Teams will have to try something this weekend to put Dumoulin under pressure and consolidate their respective GC positions. That means there could be a shoot-out among the top-five. Dumoulin might just sit back and watch the fireworks.
“To be honest, Nibali and Quintana are the two big favorites,” Visbeek continued. “Tom still has prove himself in this GC work. It will be interesting to see how the others deal with it. If they focus too much on Tom, another guy might be flying, and might ride away to victory in the end.”
Despite Dumoulin’s enviable position, this Giro is not settled. Rivals would be racing for second place, if the Dutchman were an established GC rider like Sky’s Chris Froome. But everyone remembers the 2015 Vuelta, when Dumoulin cracked on the final mountain stage. Sunweb insists Dumoulin is more experienced than he was two years ago. Plus, he prepared specifically for this Giro. Still, his rivals will be ready to strike if he starts thrashing in the water.

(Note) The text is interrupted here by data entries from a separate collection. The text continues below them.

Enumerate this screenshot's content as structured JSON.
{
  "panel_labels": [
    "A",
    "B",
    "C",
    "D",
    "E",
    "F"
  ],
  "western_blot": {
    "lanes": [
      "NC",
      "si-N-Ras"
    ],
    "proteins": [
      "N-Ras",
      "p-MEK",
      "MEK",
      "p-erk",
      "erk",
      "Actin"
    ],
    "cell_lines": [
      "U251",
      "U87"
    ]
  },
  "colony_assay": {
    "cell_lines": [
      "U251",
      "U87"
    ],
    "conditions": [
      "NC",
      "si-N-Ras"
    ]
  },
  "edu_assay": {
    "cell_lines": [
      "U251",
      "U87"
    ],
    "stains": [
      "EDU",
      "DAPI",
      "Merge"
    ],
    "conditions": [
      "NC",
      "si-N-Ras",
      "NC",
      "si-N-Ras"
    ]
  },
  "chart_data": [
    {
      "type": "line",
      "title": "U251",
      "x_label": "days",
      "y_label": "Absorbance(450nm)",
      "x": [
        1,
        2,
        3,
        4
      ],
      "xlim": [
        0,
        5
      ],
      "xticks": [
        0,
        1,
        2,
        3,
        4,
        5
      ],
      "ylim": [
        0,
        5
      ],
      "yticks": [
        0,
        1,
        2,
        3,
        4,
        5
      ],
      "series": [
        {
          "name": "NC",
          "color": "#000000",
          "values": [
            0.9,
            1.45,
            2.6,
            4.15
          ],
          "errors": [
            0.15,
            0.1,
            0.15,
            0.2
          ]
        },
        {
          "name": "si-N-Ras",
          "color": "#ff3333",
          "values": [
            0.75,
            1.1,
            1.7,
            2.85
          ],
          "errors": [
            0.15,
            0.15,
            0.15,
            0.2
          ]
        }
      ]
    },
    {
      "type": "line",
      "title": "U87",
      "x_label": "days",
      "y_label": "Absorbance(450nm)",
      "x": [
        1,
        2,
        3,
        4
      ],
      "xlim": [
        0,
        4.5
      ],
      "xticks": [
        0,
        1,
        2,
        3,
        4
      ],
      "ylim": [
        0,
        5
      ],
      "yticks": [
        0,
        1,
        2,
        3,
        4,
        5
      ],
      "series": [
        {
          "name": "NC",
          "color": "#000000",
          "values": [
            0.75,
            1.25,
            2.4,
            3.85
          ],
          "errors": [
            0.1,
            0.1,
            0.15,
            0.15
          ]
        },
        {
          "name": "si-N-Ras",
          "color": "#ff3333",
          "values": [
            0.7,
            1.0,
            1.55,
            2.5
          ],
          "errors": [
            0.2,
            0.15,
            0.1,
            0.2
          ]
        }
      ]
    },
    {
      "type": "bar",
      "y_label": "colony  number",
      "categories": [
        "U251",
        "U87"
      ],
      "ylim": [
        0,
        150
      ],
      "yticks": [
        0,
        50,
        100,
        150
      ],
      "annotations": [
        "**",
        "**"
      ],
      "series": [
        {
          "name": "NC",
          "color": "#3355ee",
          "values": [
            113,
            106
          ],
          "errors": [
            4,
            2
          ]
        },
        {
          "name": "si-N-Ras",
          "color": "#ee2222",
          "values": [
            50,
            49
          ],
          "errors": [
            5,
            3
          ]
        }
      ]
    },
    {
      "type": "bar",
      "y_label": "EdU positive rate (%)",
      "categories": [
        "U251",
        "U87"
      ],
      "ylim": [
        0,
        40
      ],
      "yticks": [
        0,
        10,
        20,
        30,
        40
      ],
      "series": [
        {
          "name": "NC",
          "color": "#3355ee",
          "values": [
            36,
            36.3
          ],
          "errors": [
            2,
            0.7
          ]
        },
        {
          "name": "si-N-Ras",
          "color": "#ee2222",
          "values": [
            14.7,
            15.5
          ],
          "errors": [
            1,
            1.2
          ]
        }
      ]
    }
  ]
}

“I came to this Giro aiming for the podium,” said Pinot. “I think that’s very realistic. The question is, which step will it be?”
Saturday’s run up Oropa suits Dumoulin’s style of racing. Much like last weekend’s stage at Blockhaus, it’s a singular climb after a flat run to the base. Less steep than Blockhaus, Dumoulin should be able to mark attacks. Sunday’s punchy stage into Bergamo looks more complicated. It will be interesting to see if the GC riders go all-in. With the Stelvio-double looming Tuesday, Dumoulin’s rivals might conserve energy if they don’t smell blood in the water.
If Dumoulin hesitates, however, the climbers will pounce. Even if it’s only a few wheel-lengths, any sign of weakness will act like chum in the water to attract the sharks.
Dumoulin remains defiantly confident with the stage 21 time trial waiting in the end. Sunweb estimates he can take back at least one minute in Milano. He knows the others have to take the race to him in the mountains.
“I know they will attack me. They have no choice,” Dumoulin said. “It’s nice to have the advantage I have. It can help us manage the race.”
Team Sunweb, despite losing Wilco Kelderman last weekend, is ready to fend off the sharks this weekend. Dumoulin would love to carry the pink jersey into the Dolomites with the biggest lead possible.
“Tom is very prepared. In the last week, it’s about having a bad day, and if you do, managing that as well as you can,” Visbeek said. “We still have an open approach. We want to defend the lead, but we will still keep looking for opportunities.”
As the lifeguards say, the best way to fend off a shark attack is to fight back.